Łowiska - Rzeka Grabia (Kolumna)
utworzono: 2012/01/14 15:19
@Mieszko 966,
Na jelce miałem "swoje" sposoby. Na jazie też :D
W okolicach Zawady miejscowi jelce nazywali "biegasami" :D Nie wiem, jak u ciebie, ale na tak płytkich rzeczkach, jak Wolbórka czy Grabia, połów szczupaka na spinning miał sens tuż przed świtem i tuż po zachodzie słońca. Oczywiście był to b. krótki czas. Woda w tych rzeczkach była (i obecnie jest) tak czysta, że szczupaki po prostu w tej "reszcie" dnia lepiej widziały i zwyczajnie nie "brały". Największe sztuki można było złowić w nocy a za dnia - dopiero późną jesienią. Ale jak w takich warunkach nocnych nie stracić połowy posiadanych blach(?)
Dlatego w nocy (latem) łowiłem na "zasiadkę" - na żywca. Duże szczupole robiły wtedy rajdy wzdłuż rzeki i trzeba było na nie W KOMPLETNEJ CISZY cierpliwie poczekać. [2017-05-30 22:15]

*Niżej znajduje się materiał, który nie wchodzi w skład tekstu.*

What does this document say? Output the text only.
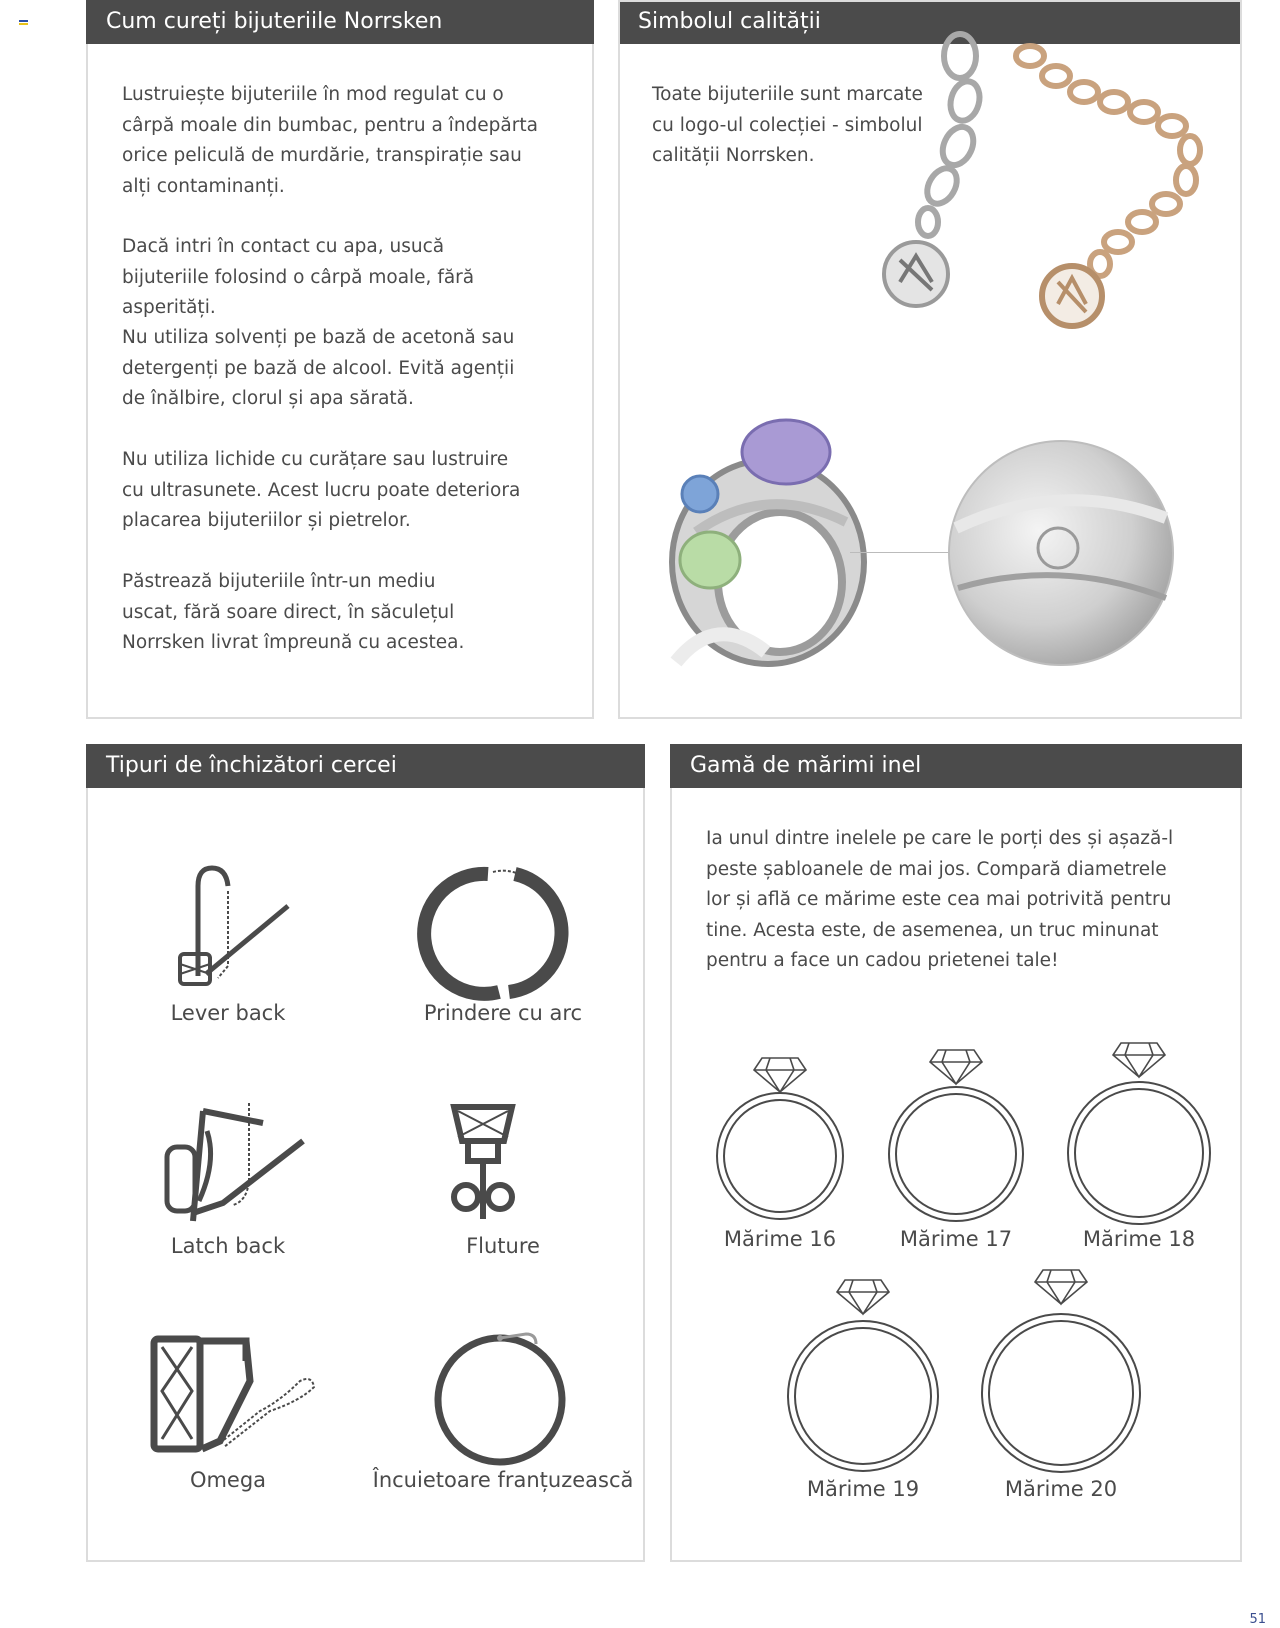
Cum cureți bijuteriile Norrsken

Lustruiește bijuteriile în mod regulat cu o cârpă moale din bumbac, pentru a îndepărta orice peliculă de murdărie, transpirație sau alți contaminanți.

Dacă intri în contact cu apa, usucă bijuteriile folosind o cârpă moale, fără asperități.

Nu utiliza solvenți pe bază de acetonă sau detergenți pe bază de alcool. Evită agenții de înălbire, clorul și apa sărată.

Nu utiliza lichide cu curățare sau lustruire cu ultrasunete. Acest lucru poate deteriora placarea bijuteriilor și pietrelor.

Păstrează bijuteriile într-un mediu uscat, fără soare direct, în săculețul Norrsken livrat împreună cu acestea.

Simbolul calității

Toate bijuteriile sunt marcate cu logo-ul colecției - simbolul calității Norrsken.

Tipuri de închizători cercei
Lever back	Prindere cu arc
Latch back	Fluture
Omega	Încuietoare franțuzească
Gamă de mărimi inel

Ia unul dintre inelele pe care le porți des și așază-l peste șabloanele de mai jos. Compară diametrele lor și află ce mărime este cea mai potrivită pentru tine. Acesta este, de asemenea, un truc minunat pentru a face un cadou prietenei tale!

Mărime 16	Mărime 17	Mărime 18
Mărime 19	Mărime 20
51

Kolego Oldboy . Do dziś niewiele (poza rybostanem niestety) się zmieniło . Jelce zwane biegasy , jak było tak jest , szczupły z rana i z wieczora , tak jak okoń z tym że pasiak ok 2 godz. wcześniej zaczyna szaleć to jest od ok 16 latem , bandyta tak po 18-19. Maluchy cały dzień , ale kleń powiem szczerze , godziny nie ma , bierze niespodziewanie o każdej porze . Woda może nie przejżysta , ale czysta. Ja jeszcze , ale to żeby nie skłamać ok 20 lat temu pyknąłem pół kilogramowego miętusa w Wolbórce w Będkowie , w nocy , teraz pomarzyć . Kiedyś było to miętowe eldorado. Co do białej rybki to raczej w dzień , ale tu na jakieś miłe zaskoczenie ( np. płoć 30 cm ) ciężko liczyć . Bliżej Tomaszowa słyszałem od kilku wędkarzy , że świnka w zeszłym roku brała taka ok 20 cm , sam jednak nigdy nie złapałem. Żywiec nadal chodliwy i wymiar nie trudno trafić , jednak na zasadzie łap małego i po cichu czekaj na fajnego hehe. Ale są jeszcze dobre okazy . Fakt nie to co lata temu , ale po tym co czytam o Grabi ( łowiłem parę razy , ładna rzeka) to nie jest źle. A było na prawdę pięknie , za moich czasów młodzieńczych , a do starych wyjadaczy Wolbórki nie należę , oni mieli KUPĘ szczęścia i ryby hehe
[2017-05-30 22:38]
Kolego Mieszko, z tego, co czytam, to podobnie jak ja - należysz także do "oldboy'ów"(?)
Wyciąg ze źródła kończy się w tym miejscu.